According to him, the state government should explain the local travel history of patients. “We learn from the experiences of others. If a Covid-19 positive has traveled to X place before detection and isolation, let the information out so that someone who sees that and had also visited the place at that time, could be careful and isolate himself at home,” he added.
Admitting that transparency is the key, Dr Ramana said it is an information vacuum that leads to a situation where conspiracy theories and treatment discoveries start spreading. In Telangana, three persons were arrested by Bhongir police on March 16 for spreading fake news and another similar case is registered elsewhere too. “The best way to counter this is by providing good scientific information,” said Dr. Ramana.
The president of the Telangana chapter of Indian Medical Association, Dr.
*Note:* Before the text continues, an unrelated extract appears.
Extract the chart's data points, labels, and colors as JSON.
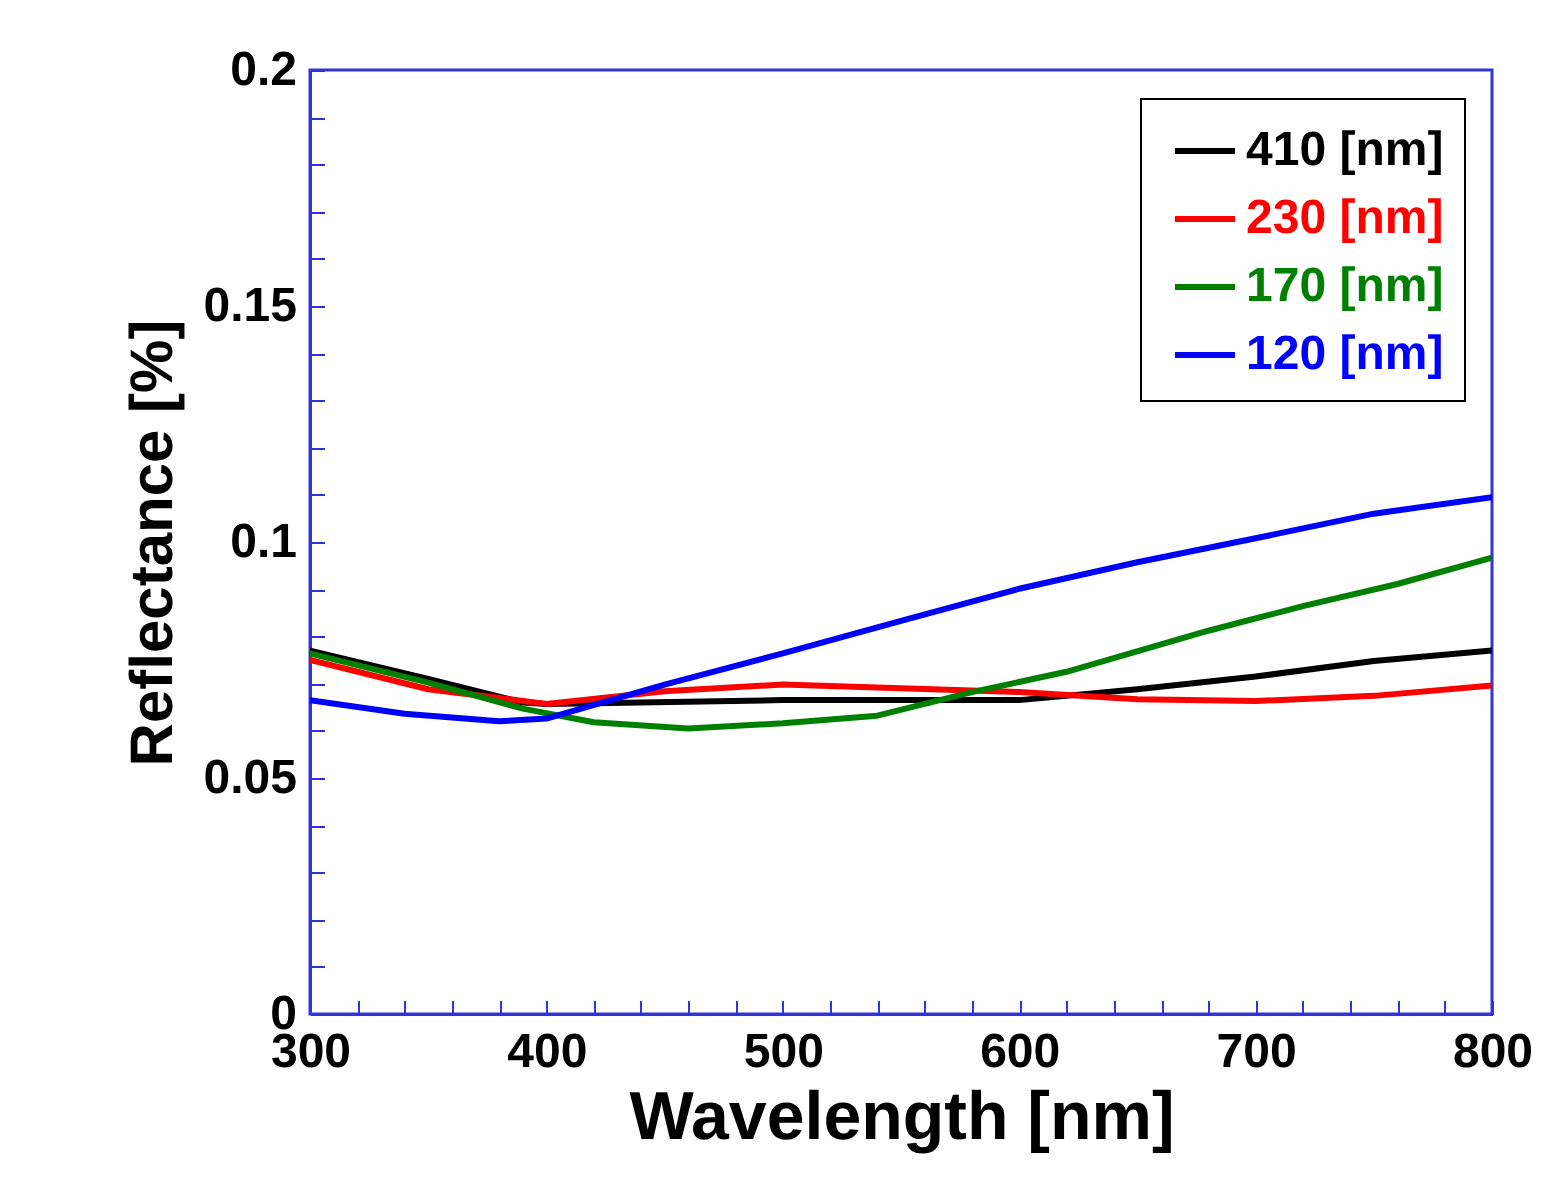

E Vijayendra Reddy, while maintaining that transparency is important, said the government is in a fix. “It is very important that no panic is created. The government must do justice to its people and also take care of the patients,” he stated. However, hinting that the government is doing a good job, he said what is more important than discussions is that all precautions are taken sincerely and the State is prepared for any eventualities.